Will you incorporate these different processes into subsequent projects following the pandemic?

Jessica Tucker: We have proven that we can run things more efficiently and it will be successful. The cost savings alone are huge.

What challenges did you face when you had to innovate, and how did you overcome them?

Sheri Godreau-Shedeck: I remember the first time I had to run exams virtually, I was so anxious. I practiced, and I asked lots of questions. But with anything after you do it once (or twice) it honestly isn’t that bad.
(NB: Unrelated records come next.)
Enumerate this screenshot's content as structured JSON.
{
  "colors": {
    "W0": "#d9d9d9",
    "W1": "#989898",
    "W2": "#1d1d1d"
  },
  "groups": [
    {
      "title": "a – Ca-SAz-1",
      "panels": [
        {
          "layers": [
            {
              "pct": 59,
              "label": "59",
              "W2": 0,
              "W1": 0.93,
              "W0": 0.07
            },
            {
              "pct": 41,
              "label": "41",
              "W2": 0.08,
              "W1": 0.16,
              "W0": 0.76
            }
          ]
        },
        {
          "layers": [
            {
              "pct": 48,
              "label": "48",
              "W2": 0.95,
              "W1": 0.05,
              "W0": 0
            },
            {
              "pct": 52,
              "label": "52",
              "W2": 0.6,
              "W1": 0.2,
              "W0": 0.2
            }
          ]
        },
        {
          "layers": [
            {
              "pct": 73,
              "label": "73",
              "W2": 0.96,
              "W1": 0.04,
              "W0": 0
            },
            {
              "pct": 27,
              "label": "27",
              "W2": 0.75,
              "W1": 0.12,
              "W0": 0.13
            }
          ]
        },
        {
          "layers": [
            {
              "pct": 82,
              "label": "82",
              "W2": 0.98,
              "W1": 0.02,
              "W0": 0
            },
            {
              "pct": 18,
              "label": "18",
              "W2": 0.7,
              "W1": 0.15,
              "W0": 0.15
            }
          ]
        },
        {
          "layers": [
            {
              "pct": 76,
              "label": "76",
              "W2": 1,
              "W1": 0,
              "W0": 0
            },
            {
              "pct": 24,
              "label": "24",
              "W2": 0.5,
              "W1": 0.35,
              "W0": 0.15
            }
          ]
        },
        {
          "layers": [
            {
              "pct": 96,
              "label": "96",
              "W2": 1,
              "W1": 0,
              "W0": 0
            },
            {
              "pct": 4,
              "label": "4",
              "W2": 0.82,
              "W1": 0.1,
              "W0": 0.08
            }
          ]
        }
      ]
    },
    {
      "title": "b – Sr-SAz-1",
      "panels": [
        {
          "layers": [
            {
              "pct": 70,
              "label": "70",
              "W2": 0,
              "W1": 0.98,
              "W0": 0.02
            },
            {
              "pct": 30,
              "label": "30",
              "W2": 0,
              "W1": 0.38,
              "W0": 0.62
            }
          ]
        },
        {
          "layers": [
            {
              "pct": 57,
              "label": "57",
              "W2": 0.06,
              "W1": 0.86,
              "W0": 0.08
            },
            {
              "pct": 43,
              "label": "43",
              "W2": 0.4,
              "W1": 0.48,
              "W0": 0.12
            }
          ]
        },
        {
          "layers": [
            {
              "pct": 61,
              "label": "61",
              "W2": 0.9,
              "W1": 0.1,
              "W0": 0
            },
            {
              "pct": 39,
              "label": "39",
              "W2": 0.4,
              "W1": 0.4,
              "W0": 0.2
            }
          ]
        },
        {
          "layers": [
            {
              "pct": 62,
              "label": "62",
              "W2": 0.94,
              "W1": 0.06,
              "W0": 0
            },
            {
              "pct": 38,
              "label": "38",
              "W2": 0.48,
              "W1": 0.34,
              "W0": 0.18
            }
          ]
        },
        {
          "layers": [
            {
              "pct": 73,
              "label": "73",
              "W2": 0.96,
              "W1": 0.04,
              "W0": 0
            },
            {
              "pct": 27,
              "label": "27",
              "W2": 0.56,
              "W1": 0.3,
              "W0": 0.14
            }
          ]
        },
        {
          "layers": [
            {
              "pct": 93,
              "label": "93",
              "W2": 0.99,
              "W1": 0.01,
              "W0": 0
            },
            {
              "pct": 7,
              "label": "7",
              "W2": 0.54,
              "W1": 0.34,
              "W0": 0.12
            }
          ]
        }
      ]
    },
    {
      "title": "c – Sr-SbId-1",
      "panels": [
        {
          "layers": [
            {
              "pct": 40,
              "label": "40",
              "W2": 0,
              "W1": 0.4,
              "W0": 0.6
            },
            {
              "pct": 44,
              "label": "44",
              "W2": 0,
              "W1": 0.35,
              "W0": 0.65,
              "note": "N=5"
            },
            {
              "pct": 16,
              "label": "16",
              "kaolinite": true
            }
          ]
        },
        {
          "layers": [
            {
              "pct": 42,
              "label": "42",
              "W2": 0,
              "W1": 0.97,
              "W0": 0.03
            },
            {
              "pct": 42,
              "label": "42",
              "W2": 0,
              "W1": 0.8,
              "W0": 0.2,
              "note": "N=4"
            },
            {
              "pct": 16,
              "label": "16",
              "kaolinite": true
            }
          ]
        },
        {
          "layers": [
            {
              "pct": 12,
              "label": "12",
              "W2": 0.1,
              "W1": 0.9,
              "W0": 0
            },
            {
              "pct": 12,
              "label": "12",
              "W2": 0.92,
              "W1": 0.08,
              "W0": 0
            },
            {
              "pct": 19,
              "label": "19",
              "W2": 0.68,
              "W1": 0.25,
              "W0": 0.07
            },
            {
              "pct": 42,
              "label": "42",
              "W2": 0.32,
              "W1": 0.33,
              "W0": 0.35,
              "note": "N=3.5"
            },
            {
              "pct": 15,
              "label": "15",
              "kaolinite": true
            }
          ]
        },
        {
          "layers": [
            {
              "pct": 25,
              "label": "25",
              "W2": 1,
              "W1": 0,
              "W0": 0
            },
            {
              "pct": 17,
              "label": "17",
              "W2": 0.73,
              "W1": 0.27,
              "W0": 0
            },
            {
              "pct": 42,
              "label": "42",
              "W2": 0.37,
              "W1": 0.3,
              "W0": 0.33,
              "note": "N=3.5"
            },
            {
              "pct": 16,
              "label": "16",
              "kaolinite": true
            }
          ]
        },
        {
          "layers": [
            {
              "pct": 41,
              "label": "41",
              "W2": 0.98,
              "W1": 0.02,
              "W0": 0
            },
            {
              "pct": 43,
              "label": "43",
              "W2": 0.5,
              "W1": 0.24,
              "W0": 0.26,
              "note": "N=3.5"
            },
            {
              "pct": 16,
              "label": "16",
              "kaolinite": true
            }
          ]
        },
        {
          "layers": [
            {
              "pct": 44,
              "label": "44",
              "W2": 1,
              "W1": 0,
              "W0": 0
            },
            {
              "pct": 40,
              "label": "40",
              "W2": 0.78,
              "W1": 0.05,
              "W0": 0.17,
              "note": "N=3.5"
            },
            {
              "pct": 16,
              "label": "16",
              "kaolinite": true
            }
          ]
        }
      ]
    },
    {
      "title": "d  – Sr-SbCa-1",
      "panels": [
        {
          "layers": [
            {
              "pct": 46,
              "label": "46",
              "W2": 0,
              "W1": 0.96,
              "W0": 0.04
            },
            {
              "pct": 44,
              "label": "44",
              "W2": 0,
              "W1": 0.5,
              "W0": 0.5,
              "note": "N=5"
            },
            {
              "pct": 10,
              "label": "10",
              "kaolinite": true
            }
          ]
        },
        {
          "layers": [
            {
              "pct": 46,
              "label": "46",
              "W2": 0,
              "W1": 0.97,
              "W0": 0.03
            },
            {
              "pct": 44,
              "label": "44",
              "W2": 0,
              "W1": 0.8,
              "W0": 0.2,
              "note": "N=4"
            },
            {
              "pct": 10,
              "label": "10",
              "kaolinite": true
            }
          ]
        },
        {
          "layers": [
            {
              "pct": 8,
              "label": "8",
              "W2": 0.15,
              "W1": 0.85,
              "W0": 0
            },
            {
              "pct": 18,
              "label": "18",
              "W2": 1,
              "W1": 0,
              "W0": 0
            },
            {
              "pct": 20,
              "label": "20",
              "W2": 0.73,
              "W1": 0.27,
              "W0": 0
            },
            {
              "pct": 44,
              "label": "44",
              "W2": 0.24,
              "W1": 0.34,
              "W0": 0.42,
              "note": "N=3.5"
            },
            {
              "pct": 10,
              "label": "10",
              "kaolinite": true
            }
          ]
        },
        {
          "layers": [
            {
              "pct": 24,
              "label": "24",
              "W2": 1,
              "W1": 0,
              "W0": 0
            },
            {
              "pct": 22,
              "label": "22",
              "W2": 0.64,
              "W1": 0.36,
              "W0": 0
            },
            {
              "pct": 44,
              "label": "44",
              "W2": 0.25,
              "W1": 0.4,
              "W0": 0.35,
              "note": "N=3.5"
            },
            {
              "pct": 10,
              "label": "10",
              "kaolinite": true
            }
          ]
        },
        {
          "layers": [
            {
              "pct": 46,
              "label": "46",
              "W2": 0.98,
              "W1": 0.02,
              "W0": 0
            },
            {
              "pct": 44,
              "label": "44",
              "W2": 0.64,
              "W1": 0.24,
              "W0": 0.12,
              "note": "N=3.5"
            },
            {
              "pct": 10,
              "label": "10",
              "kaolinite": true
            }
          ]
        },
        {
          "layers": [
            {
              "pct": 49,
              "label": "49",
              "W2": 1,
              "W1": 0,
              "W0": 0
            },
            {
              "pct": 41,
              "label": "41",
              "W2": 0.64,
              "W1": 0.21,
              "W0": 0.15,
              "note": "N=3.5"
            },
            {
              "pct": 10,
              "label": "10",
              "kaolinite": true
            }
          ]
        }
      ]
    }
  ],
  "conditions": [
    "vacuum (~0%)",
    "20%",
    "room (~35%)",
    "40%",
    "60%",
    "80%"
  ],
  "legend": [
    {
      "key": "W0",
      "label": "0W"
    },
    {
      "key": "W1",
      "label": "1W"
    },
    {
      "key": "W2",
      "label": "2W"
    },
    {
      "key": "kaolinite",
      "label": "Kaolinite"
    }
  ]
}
Cassie Tobin: For our first virtual objective structured clinical examination (VOSCE), I was very nervous as this was utterly unfamiliar to me. I also had only been in this position for a year and was still learning. I asked many questions, practiced the online platforms, and worked with the education team to overcome any fears I may have with the virtual world.

How did it feel to face these challenges and, now that you can look back, how do you feel about what you accomplished?

Jessica Tucker: I am truly proud of my peers and myself for getting through this tough year. It was certainly frustrating, but the impact that this transition to virtual has had supersedes all feelings I had going into it.

Cassie Tobin: It felt daunting but very rewarding. It is exciting to have to be innovative and create something thoroughly different; I feel like I am even learning every day in this virtual world and always looking forward to creating new concepts.